Boston Ballet’s 2010/11 season opened this past weekend with the fifth annual Night of Stars. The dance company performed past repertoires and previewed the season with excerpts from La Bayadère, Apollo, Le Corsaire, and Theme and Variations, among others. Due to the strike in France, guest artists Laëtitia Pujol and Alessio Carbone of Paris Opera Ballet were not able to make their scheduled appearance. New York City Ballet’s Wendy Whelan and San Francisco Ballet’s Damian Smith performed instead. The night’s event marked the beginning of the company’s second season at the Boston Opera House.
This year, nineteen new dancers joined the ranks of the company, hailing from Georgia, Cuba, Spain, Brazil, Ukraine, Australia, Japan, France, and across the United States. According to artistic director Mikko Nissinen, this season “will capture the range and high-level of artistry that Boston Ballet is proud to bring to our audiences,” with full-length story ballets and several contemporary programs.
From November 4th to 14th, the company will present Florence Clerc’s La Bayadère. Originally choreographed by Marius Petipa, it was first performed by the Imperial Ballet in St. Petersburg, Russia in 1877. Many believe the ballet was created for Ekaterina Vazem, one of the stars of the Imperial Ballet, and was influenced by companies of authentic Indian dancers who toured Europe in the 1830s. Set in ancient India, La Bayadère tells a story of love, betrayal, and heartbreak. The production features new costumes designed by Sergiy Spevyakin and created by the Boston Ballet costume shop.

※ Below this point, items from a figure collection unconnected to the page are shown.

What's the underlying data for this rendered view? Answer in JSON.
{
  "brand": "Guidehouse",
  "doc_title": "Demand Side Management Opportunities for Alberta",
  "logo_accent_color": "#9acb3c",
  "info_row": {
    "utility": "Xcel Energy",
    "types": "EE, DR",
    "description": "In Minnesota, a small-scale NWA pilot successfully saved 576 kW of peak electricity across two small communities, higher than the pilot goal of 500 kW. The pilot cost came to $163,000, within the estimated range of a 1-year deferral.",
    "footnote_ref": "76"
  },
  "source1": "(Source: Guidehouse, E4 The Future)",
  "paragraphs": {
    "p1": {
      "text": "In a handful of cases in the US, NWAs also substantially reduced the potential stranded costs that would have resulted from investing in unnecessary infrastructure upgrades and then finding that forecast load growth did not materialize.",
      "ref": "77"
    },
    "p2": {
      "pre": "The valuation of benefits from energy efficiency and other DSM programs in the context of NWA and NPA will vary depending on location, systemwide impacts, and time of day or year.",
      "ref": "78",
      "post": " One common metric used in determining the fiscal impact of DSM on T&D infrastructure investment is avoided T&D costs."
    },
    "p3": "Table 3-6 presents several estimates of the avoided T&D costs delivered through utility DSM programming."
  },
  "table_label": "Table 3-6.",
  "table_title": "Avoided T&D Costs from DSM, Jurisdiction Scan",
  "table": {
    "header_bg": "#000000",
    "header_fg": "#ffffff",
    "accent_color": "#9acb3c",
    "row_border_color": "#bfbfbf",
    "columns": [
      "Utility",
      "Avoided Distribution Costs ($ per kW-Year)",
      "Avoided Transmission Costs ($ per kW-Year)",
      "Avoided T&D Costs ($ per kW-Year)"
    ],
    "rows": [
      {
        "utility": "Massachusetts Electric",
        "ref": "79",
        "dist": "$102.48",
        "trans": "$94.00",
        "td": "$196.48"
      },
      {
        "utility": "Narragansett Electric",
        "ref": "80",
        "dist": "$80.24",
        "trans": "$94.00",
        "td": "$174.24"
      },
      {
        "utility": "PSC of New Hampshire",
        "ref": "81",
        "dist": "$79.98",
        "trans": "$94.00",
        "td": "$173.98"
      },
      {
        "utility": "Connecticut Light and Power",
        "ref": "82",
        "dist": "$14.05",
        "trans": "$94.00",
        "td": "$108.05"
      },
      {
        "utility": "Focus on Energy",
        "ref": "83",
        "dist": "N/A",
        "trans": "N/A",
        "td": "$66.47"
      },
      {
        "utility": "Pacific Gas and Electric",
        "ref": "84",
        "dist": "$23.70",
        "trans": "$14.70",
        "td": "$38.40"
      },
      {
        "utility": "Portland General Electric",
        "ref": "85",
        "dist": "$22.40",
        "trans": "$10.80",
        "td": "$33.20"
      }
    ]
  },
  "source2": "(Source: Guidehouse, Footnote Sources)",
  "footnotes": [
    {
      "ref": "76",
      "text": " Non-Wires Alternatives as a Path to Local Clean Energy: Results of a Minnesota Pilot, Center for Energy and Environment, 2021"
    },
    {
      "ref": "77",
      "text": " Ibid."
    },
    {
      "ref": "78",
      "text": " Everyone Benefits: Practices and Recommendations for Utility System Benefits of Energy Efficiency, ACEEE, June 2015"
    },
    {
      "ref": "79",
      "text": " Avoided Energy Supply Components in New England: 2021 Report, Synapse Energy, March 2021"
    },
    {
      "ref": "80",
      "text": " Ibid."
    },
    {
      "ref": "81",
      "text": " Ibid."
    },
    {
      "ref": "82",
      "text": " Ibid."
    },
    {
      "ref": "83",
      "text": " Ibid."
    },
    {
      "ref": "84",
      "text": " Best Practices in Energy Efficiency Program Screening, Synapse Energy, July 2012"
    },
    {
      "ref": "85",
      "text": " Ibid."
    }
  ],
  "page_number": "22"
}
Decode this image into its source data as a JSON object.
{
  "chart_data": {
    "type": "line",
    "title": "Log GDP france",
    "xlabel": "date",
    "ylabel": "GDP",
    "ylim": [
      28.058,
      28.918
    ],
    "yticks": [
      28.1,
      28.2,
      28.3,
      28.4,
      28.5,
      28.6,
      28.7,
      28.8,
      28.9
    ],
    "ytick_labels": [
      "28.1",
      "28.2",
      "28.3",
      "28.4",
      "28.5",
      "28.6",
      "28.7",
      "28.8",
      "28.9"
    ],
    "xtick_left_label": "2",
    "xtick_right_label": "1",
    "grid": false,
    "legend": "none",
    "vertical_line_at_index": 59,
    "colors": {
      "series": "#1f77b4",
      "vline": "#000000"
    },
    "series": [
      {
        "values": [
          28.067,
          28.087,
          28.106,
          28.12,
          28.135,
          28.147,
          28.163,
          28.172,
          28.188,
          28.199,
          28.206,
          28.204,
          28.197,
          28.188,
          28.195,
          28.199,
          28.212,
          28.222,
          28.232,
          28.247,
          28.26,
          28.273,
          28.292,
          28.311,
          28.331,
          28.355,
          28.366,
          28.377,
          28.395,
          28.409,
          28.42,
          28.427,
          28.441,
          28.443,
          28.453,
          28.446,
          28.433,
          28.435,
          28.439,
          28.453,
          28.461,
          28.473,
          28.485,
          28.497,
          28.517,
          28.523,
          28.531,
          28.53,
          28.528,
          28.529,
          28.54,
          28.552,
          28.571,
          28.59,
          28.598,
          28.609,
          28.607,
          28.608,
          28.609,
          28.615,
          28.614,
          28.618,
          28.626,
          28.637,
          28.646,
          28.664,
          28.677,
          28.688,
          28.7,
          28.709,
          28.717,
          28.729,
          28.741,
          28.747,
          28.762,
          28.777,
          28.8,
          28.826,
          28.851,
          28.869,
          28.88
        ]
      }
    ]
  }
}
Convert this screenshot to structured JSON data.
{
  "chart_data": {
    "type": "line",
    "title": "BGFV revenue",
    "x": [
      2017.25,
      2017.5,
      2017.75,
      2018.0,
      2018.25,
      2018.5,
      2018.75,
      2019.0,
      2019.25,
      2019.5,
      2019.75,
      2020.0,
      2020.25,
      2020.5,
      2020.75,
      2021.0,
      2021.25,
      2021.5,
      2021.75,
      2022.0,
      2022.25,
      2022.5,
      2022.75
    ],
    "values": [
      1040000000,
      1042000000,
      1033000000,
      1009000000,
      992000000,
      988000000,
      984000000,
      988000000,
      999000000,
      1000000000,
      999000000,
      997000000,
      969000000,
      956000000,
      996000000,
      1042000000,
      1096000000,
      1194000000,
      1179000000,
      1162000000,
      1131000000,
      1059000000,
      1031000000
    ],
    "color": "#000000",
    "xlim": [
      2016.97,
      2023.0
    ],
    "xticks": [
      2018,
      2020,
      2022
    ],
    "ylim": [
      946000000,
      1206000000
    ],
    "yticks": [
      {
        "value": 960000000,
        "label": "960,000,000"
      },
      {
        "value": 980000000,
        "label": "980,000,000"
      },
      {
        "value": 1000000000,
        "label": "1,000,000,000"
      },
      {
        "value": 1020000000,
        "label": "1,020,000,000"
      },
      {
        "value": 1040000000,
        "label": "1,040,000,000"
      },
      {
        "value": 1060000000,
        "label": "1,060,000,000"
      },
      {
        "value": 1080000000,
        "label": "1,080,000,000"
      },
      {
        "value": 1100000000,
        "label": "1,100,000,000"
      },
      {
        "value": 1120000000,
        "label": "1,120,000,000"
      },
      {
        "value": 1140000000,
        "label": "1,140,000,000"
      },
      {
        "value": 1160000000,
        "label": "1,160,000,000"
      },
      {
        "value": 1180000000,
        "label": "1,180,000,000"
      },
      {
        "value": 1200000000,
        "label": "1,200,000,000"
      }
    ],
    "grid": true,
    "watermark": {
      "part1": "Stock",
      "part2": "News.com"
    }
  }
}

La Bayadère is a Romantic ballet, set in an exotic land, with pantomime scenes and cultural dances. As in most ballets choreographed in the late 1800s, it features supernatural female creatures intended to embody the feminine ideal: elegance and weightless grace. The scene The Kingdom of the Shades has been acknowledged as a bridge between the Romantic and Classical ballet periods. The Shades, ethereal beings, demonstrate pure classical technique and patterns on stage. This purity and structure contrasts with the Romantic period’s melodrama and tragic love triangles. The Kingdom of the Shades was the first piece of La Bayadère ever seen outside Russia, performed by the Kirov Ballet on tour in Paris in 1961.